If I’m being honest, some days it feels like my job is just attending meetings. Daily standups. Client calls. Internal syncs. Emergency meetings after the meetings. By the end of the day, everyone is tired—but the actual work somehow stays untouched. Early in my career, I believed more meetings meant better control. If everyone was in the loop, surely things would move faster, right?
Reality taught me the opposite.
When Meetings Start Replacing Real Work
In many IT projects especially here in Nepal meetings often become a comfort zone. When things are unclear, we schedule a meeting. When someone is confused, we call another meeting. When deadlines slip, we discuss it… in a meeting.
The problem isn’t meetings themselves. The problem is meetings without action.
I’ve seen teams discuss the same issue for weeks:
- “We need clarity from the client.”
- “Let’s discuss this internally.”
- “We’ll finalize in the next meeting.”
And the next meeting looks exactly the same as the previous one.
The Hidden Cost of Too Many Meetings
Meetings don’t just consume time they quietly kill momentum. Developers lose focus. Designers pause creative flow. Everyone waits for the “final decision” that never fully comes. Productivity drops, but no one notices because everyone is “busy. In Nepali work culture, there’s also another issue: nobody wants to be the person who ends the discussion. We talk politely, agree verbally, and leave without clear ownership.
So the meeting ends but nothing moves.
Why Most Meetings Fail to Deliver Action
From my experience, meetings fail for three main reasons:
- No clear purpose
If the goal of the meeting is “discussion,” it usually leads nowhere. - No decision-maker in the room
Without someone who can say yes or no, the meeting becomes a debate. - No action items at the end
If people leave without knowing who is doing what—and by when—the meeting has already failed.
Shifting the Focus from Meetings to Outcomes
Over time, I started changing how I approach meetings. Now, before scheduling or joining one, I ask myself: “What action should happen because of this meeting?” If the answer isn’t clear, the meeting probably isn’t needed.
Some of the most effective changes I’ve made:
- Keeping meetings shorter and focused
- Limiting participants to only decision-makers
- Writing action points immediately after the call
- Assigning ownership, not “team responsibility”
Surprisingly, fewer meetings led to faster delivery.
Making Every Meeting Count
A meeting should do at least one of these:
- Make a decision
- Remove a blocker
- Assign clear next steps
If it does none of these, it’s just a conversation not a meeting.
In my projects now, even small meetings end with simple clarity:
- What was decided
- What will be done next
- Who is responsible
- When it’s due
No fancy tools.

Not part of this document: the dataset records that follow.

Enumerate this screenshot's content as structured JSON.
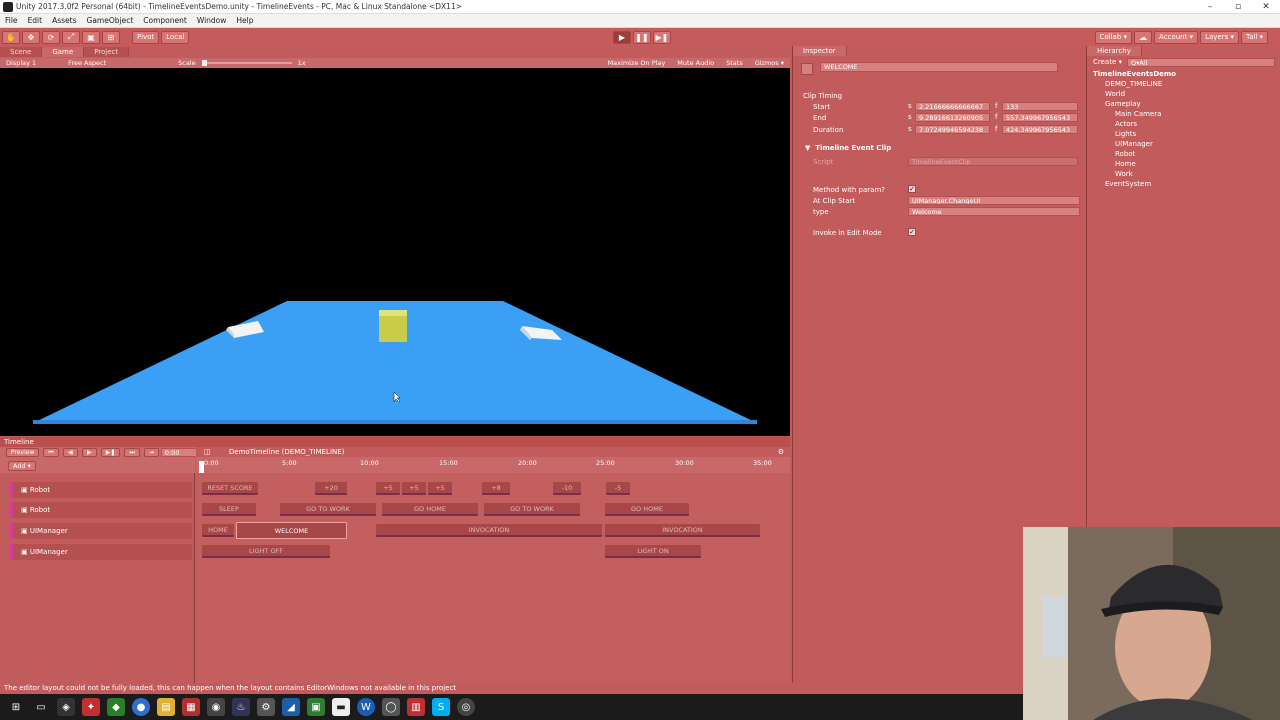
{
  "window": {
    "title": "Unity 2017.3.0f2 Personal (64bit) - TimelineEventsDemo.unity - TimelineEvents - PC, Mac & Linux Standalone <DX11>"
  },
  "menu": [
    "File",
    "Edit",
    "Assets",
    "GameObject",
    "Component",
    "Window",
    "Help"
  ],
  "toolbar": {
    "pivot": "Pivot",
    "local": "Local",
    "collab": "Collab ▾",
    "account": "Account ▾",
    "layers": "Layers ▾",
    "layout": "Tall ▾"
  },
  "tabs": {
    "scene": "Scene",
    "game": "Game",
    "project": "Project"
  },
  "gamebar": {
    "display": "Display 1",
    "aspect": "Free Aspect",
    "scale_label": "Scale",
    "scale_value": "1x",
    "maximize": "Maximize On Play",
    "mute": "Mute Audio",
    "stats": "Stats",
    "gizmos": "Gizmos ▾"
  },
  "timeline": {
    "title": "Timeline",
    "preview": "Preview",
    "time": "0:00",
    "add": "Add ▾",
    "asset": "DemoTimeline (DEMO_TIMELINE)",
    "ruler": [
      "0:00",
      "5:00",
      "10:00",
      "15:00",
      "20:00",
      "25:00",
      "30:00",
      "35:00"
    ],
    "tracks": [
      "Robot",
      "Robot",
      "UIManager",
      "UIManager"
    ],
    "clips": {
      "row1": [
        "RESET SCORE",
        "+20",
        "+5",
        "+5",
        "+5",
        "+8",
        "-10",
        "-5"
      ],
      "row2": [
        "SLEEP",
        "GO TO WORK",
        "GO HOME",
        "GO TO WORK",
        "GO HOME"
      ],
      "row3": [
        "HOME",
        "WELCOME",
        "INVOCATION",
        "INVOCATION"
      ],
      "row4": [
        "LIGHT OFF",
        "LIGHT ON"
      ]
    }
  },
  "inspector": {
    "tab": "Inspector",
    "name": "WELCOME",
    "clip_timing": "Clip Timing",
    "start_label": "Start",
    "start_s": "2.21666666666667",
    "start_f": "133",
    "end_label": "End",
    "end_s": "9.28916613260905",
    "end_f": "557.349967956543",
    "duration_label": "Duration",
    "duration_s": "7.07249946594238",
    "duration_f": "424.349967956543",
    "s": "s",
    "f": "f",
    "component": "Timeline Event Clip",
    "script_label": "Script",
    "script_value": "TimelineEventClip",
    "method_label": "Method with param?",
    "atstart_label": "At Clip Start",
    "atstart_value": "UIManager.ChangeUI",
    "type_label": "type",
    "type_value": "Welcome",
    "invoke_label": "Invoke in Edit Mode"
  },
  "hierarchy": {
    "tab": "Hierarchy",
    "create": "Create ▾",
    "search": "Q▾All",
    "scene": "TimelineEventsDemo",
    "items": [
      "DEMO_TIMELINE",
      "World",
      "Gameplay",
      "Main Camera",
      "Actors",
      "Lights",
      "UIManager",
      "Robot",
      "Home",
      "Work",
      "EventSystem"
    ]
  },
  "status": "The editor layout could not be fully loaded, this can happen when the layout contains EditorWindows not available in this project",
  "colors": {
    "play_tint": "#c25c5c",
    "field": "#d88080",
    "track_accent": "#d53b9a",
    "gameview_floor": "#3ba0f5"
  }
}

Just accountability.
Final Thoughts
Meetings are easy. Action is hard. It feels productive to talk about problems, but real progress only happens when someone takes responsibility and moves things forward.
In project management, success doesn’t come from how many meetings you attend it comes from what actually gets done after the meeting ends. And once you start measuring meetings by outcomes, not attendance, everything changes.